Inspired by the success of the geometry tradition of network studies, we propose to model the production of human knowledge, such as the growth of citation networks and open-source software dependency networks, by a random geometric graph on a hyperbolic manifold (a topological space that resembles Euclidean space locally but has a constant negative curvature). We believe the proposed research direction is promising because of serval observations listed as follows:
The benefits of a geometric interpretation of dynamics are well-acknowledged in astrophysics, which is still benefiting from the prediction of gravity wave given by the Lorentzian manifold model of spacetime proposed by Einstein, who greatly generalized the Newtonian dynamics;
Hyperbolic manifold modeling not only explains the emergence of complex dynamics such as the preferential attachment in citation networks, but also works as a machine learning model for data fitting and prediction.
In particular, we can use it to identify the fields of papers and hence investigate the rise and decay of fields, to predict the future citations between papers and thus detect influential studies and scholars. As suggested by a recent study (Thomas et al., 2016), the manifold learning, including multidimensional scaling (Torgerson, 1952) and Isomap (Tenenbaum et al., in 2000), are tightly related with the hyperbolic model of networks (Papadopoulos et al., 2012). This finding further supports our confidence on a hyperbolic manifold model of knowledge systems that is both theoretically interesting and of important applied consequences.
- Manifold modeling may provide insight into information diffusion, which has been a hot topic for decades, yet is still struggling for a explanation for the phenomenological models such as logistic diffusion curve (Rogers, 1962) or the Bass model (Bass, 1969).
Recent studies suggested that by recovering the hidden geometry of human mobility from the air-transportation data, the global spread of disease such as SARS or H1N1, which are complex in the conventional view, become simple waves like propagations (Brockmann and Helbing, 2013).
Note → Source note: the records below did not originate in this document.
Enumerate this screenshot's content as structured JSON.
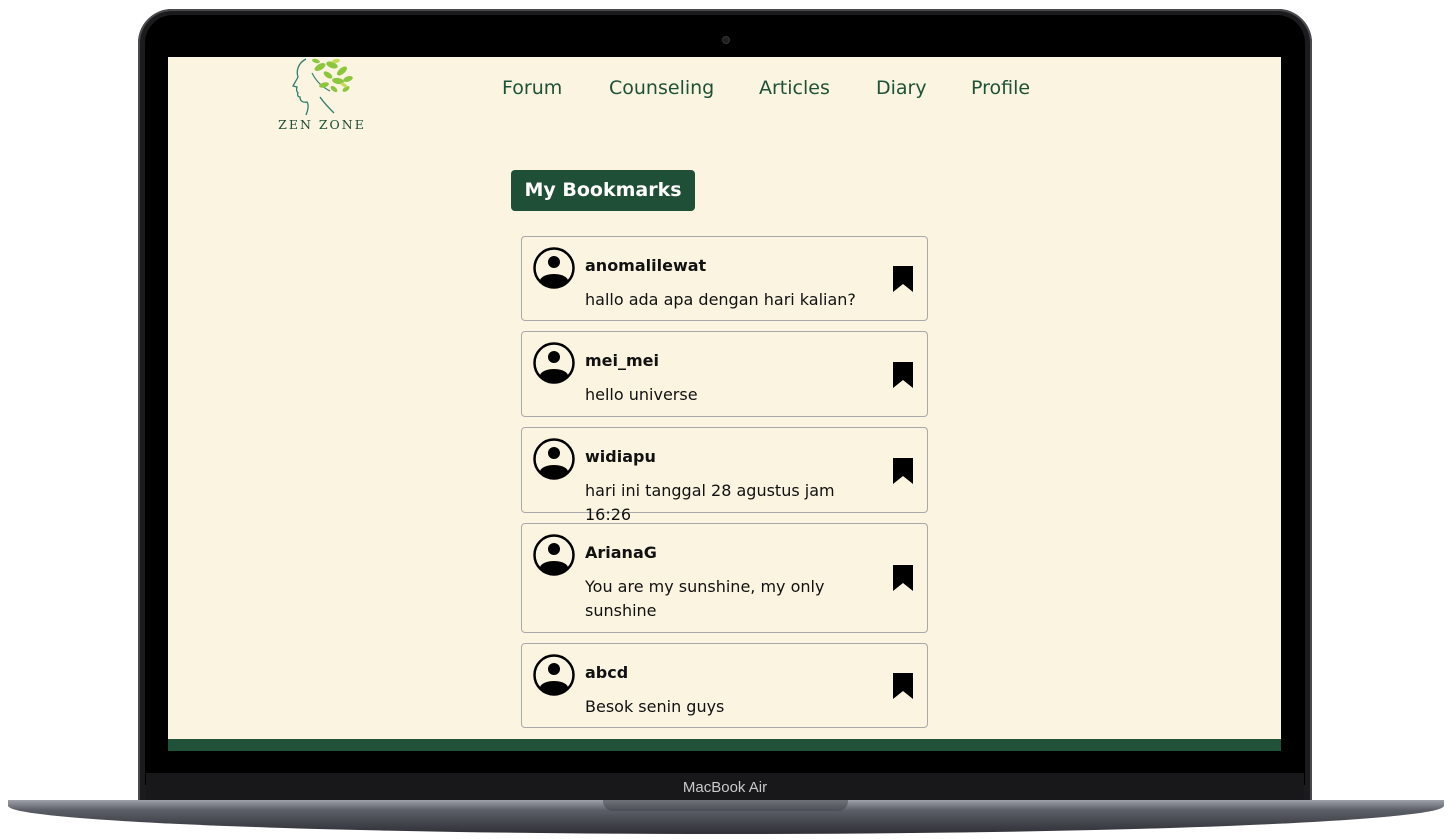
{
  "device": {
    "model_label": "MacBook Air"
  },
  "brand": {
    "logo_text": "ZEN ZONE"
  },
  "nav": [
    {
      "label": "Forum"
    },
    {
      "label": "Counseling"
    },
    {
      "label": "Articles"
    },
    {
      "label": "Diary"
    },
    {
      "label": "Profile"
    }
  ],
  "page": {
    "title": "My Bookmarks"
  },
  "bookmarks": [
    {
      "username": "anomalilewat",
      "message": "hallo ada apa dengan hari kalian?"
    },
    {
      "username": "mei_mei",
      "message": "hello universe"
    },
    {
      "username": "widiapu",
      "message": "hari ini tanggal 28 agustus jam 16:26"
    },
    {
      "username": "ArianaG",
      "message": "You are my sunshine, my only sunshine"
    },
    {
      "username": "abcd",
      "message": "Besok senin guys"
    }
  ],
  "colors": {
    "background": "#faf4e1",
    "accent": "#1f4f36",
    "nav_text": "#1f5136"
  }
}
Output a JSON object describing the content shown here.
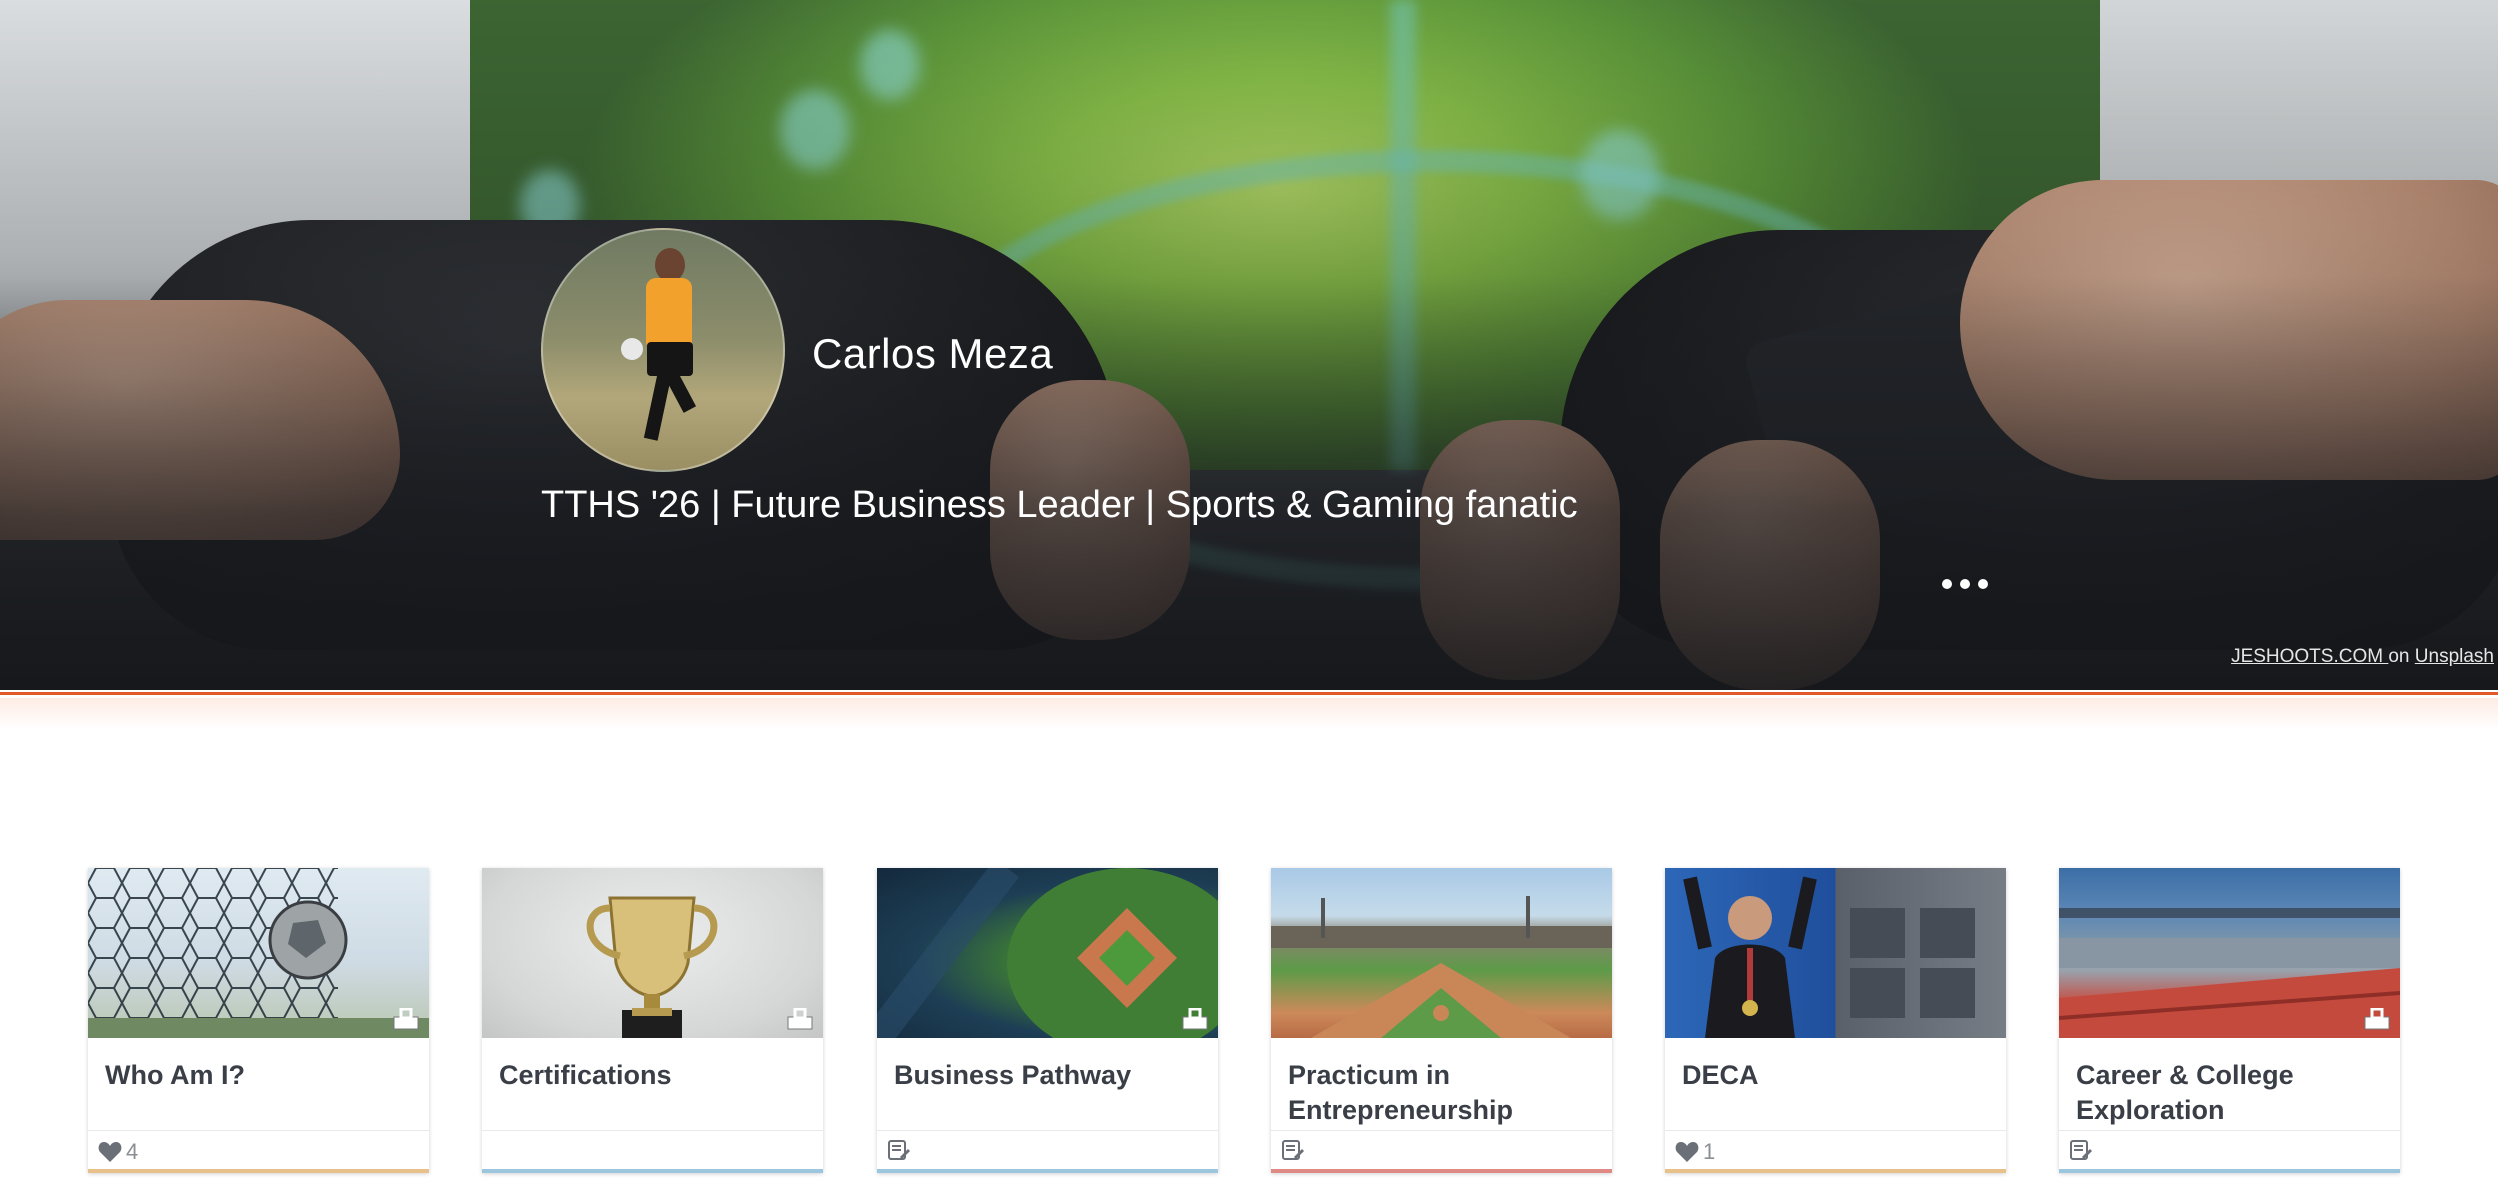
{
  "profile": {
    "name": "Carlos Meza",
    "tagline": "TTHS '26 | Future Business Leader | Sports & Gaming fanatic"
  },
  "hero": {
    "credit_author": "JESHOOTS.COM ",
    "credit_on": "on",
    "credit_source": "Unsplash",
    "more_icon": "more-horizontal-icon"
  },
  "colors": {
    "accent": "#e2572c",
    "card_title": "#3a3f47",
    "stripe_orange": "#e8b87e",
    "stripe_blue": "#9cc6dd",
    "stripe_red": "#e08a86"
  },
  "cards": [
    {
      "title": "Who Am I?",
      "footer_icon": "heart-icon",
      "likes": "4",
      "stripe": "#e8c08a"
    },
    {
      "title": "Certifications",
      "footer_icon": "",
      "likes": "",
      "stripe": "#9cc6dd"
    },
    {
      "title": "Business Pathway",
      "footer_icon": "document-edit-icon",
      "likes": "",
      "stripe": "#9cc6dd"
    },
    {
      "title": "Practicum in Entrepreneurship",
      "footer_icon": "document-edit-icon",
      "likes": "",
      "stripe": "#e08a86"
    },
    {
      "title": "DECA",
      "footer_icon": "heart-icon",
      "likes": "1",
      "stripe": "#e8c08a"
    },
    {
      "title": "Career & College Exploration",
      "footer_icon": "document-edit-icon",
      "likes": "",
      "stripe": "#9cc6dd"
    }
  ]
}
This remind us that the diffusion of information, which is often compared to virus diffusion, may also benefit from the construction of a hidden geometric structure. And understanding the mechanism of information diffusion is of critical importance to understanding the production of knowledge.
Data
Web of Science data
Github data
StackExchange data
Research Phases
2016-2017
Knowledge Hyper Graph: Explain the growth dynamics of citation networks and open-software dependency networks using a random geometric graph on hyperbolic manifold.
2017-2018
Knowledge Hyper Map: Recover the hidden hyperbolic manifold underlying citation networks and open-software dependency networks, and use the recovered structure to identify knowledge domains, to predict citations, and to detect influential knowledge pieces and contributors.
2018-2019
Knowledge Relativity: Investigate the principle that leads to the hyperbolic manifold of knowledge. Establish the first principle of knowledge creation, which is comparable to the principle of Lorentz invariance in Einstein's general relativity model. This principle will shed light on the boundary of human collective wisdom.